Hundreds of thousands of sick and disabled older people will no longer be required to attend regular assessments to prove their entitlement to Personal Independence Payment (PIP), the Department for Work and Pensions (DWP) has confirmed today.

Work and Pensions Secretary Amber Rudd announced in March 2019 that people receiving PIP who have reached State Pension age will no longer have their awards regularly reviewed, instead moving to a “light touch” review at 10 years.

The changes have been applied to all new PIP claimants who reached State Pension age before their planned re-assessment and whose health and circumstances are unlikely to change.

From today (9 July 2019) it will start to be applied to all existing Personal Independce Payment (PIP) claimants over State Pension age.

Work and Pensions Secretary, Amber Rudd MP. Photo: Chris McAndrew [CC BY 3.0]

The DWP estimates that around 290,000 pensioners in receipt of PIP will benefit from the change announced today.

PIP was introduced in 2013 to replace Disability Living Allowance (DLA) system, and has been the target of strong critism from charities, campaigners, politicians, and disabled people themselves.

The DWP claim “PIP is a fairer benefit, which assesses the way an individual’s health condition or disability impacts them while completing daily activities, such as cooking or taking a shower”.

The DWP has also announced a trial of video recording for face-to-face PIP assessments, in a bid “to improve transparency and build trust in the process”.

Work and Pensions Secretary Amber Rudd (pictured above) said: “I want the benefit system to be a source of support for disabled people, not a source of worry.

“That’s why we’re scrapping needless PIP reassessments for pensioners whose situation is unlikely to change.
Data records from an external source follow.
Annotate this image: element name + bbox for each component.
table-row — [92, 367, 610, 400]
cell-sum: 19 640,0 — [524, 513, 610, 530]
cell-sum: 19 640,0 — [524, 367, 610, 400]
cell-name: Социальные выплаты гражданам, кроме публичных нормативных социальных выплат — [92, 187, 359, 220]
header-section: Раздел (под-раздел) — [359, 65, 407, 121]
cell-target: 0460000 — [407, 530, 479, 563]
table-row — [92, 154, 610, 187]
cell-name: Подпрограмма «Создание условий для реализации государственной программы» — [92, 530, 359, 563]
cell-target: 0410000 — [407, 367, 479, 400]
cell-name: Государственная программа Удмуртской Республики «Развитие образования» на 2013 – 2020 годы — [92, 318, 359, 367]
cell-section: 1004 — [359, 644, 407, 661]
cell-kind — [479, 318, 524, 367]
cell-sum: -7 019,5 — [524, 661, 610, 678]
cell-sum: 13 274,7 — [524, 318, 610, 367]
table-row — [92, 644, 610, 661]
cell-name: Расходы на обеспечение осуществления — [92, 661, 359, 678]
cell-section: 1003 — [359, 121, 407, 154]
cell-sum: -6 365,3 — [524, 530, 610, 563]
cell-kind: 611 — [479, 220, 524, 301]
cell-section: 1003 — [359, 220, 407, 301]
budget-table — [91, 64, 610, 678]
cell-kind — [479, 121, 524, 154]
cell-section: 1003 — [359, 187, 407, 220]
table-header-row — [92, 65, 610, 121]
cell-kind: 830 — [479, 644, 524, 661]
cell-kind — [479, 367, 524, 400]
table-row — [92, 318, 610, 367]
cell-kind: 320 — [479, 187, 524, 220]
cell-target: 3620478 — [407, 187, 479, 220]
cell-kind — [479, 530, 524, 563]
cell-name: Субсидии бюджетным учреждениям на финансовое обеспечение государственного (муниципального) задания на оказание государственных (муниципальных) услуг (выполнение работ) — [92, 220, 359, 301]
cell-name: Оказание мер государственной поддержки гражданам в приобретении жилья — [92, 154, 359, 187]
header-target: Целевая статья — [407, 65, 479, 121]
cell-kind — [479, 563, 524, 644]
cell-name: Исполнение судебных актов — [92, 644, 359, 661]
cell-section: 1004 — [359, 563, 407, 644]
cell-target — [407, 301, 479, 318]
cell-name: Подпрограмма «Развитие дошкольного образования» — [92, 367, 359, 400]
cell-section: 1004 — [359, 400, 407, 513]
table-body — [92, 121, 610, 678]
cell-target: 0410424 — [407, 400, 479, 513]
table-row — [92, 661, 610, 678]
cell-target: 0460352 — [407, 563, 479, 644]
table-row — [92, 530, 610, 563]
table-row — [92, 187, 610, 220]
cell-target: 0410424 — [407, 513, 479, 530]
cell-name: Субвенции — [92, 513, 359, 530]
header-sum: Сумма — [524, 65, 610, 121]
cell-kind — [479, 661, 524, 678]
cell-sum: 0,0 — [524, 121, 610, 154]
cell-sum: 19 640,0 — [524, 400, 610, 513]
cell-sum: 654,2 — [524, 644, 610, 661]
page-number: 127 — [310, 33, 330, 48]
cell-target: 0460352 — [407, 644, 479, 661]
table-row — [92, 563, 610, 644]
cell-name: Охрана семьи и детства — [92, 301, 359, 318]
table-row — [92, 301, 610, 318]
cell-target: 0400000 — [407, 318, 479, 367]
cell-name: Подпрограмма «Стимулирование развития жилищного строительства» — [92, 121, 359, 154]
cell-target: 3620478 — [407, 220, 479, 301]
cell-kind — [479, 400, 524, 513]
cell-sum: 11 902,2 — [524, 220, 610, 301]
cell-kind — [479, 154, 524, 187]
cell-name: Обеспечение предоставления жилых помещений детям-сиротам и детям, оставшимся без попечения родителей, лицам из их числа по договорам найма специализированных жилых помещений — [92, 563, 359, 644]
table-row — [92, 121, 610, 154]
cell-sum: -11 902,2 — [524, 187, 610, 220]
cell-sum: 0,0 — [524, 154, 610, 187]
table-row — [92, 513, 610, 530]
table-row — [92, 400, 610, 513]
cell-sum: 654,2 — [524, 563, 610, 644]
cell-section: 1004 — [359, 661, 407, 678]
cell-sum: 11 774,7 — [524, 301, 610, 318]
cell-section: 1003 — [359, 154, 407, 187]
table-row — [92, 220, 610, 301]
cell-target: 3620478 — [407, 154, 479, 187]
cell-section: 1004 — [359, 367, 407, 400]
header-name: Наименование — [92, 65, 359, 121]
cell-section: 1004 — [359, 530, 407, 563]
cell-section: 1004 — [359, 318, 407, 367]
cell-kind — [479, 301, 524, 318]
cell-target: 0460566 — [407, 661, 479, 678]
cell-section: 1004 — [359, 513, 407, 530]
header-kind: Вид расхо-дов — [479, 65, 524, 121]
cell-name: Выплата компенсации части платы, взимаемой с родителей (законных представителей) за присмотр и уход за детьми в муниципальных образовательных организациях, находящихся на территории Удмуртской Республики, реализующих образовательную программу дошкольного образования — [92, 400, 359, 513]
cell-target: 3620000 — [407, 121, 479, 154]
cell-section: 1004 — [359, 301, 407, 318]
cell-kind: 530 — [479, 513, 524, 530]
“This underlines our commitment to ensuring that the most vulnerable get the support they’re entitled to.”

Minister for Disabled People Justin Tomlinson said: “I want to ensure we live in a fair and decent society in which all of us, whatever age or ability, have an equal chance to live a fulfilling life.

“We are committed to ensuring that everyone receives the support they’re entitled to, allowing them to live independently.”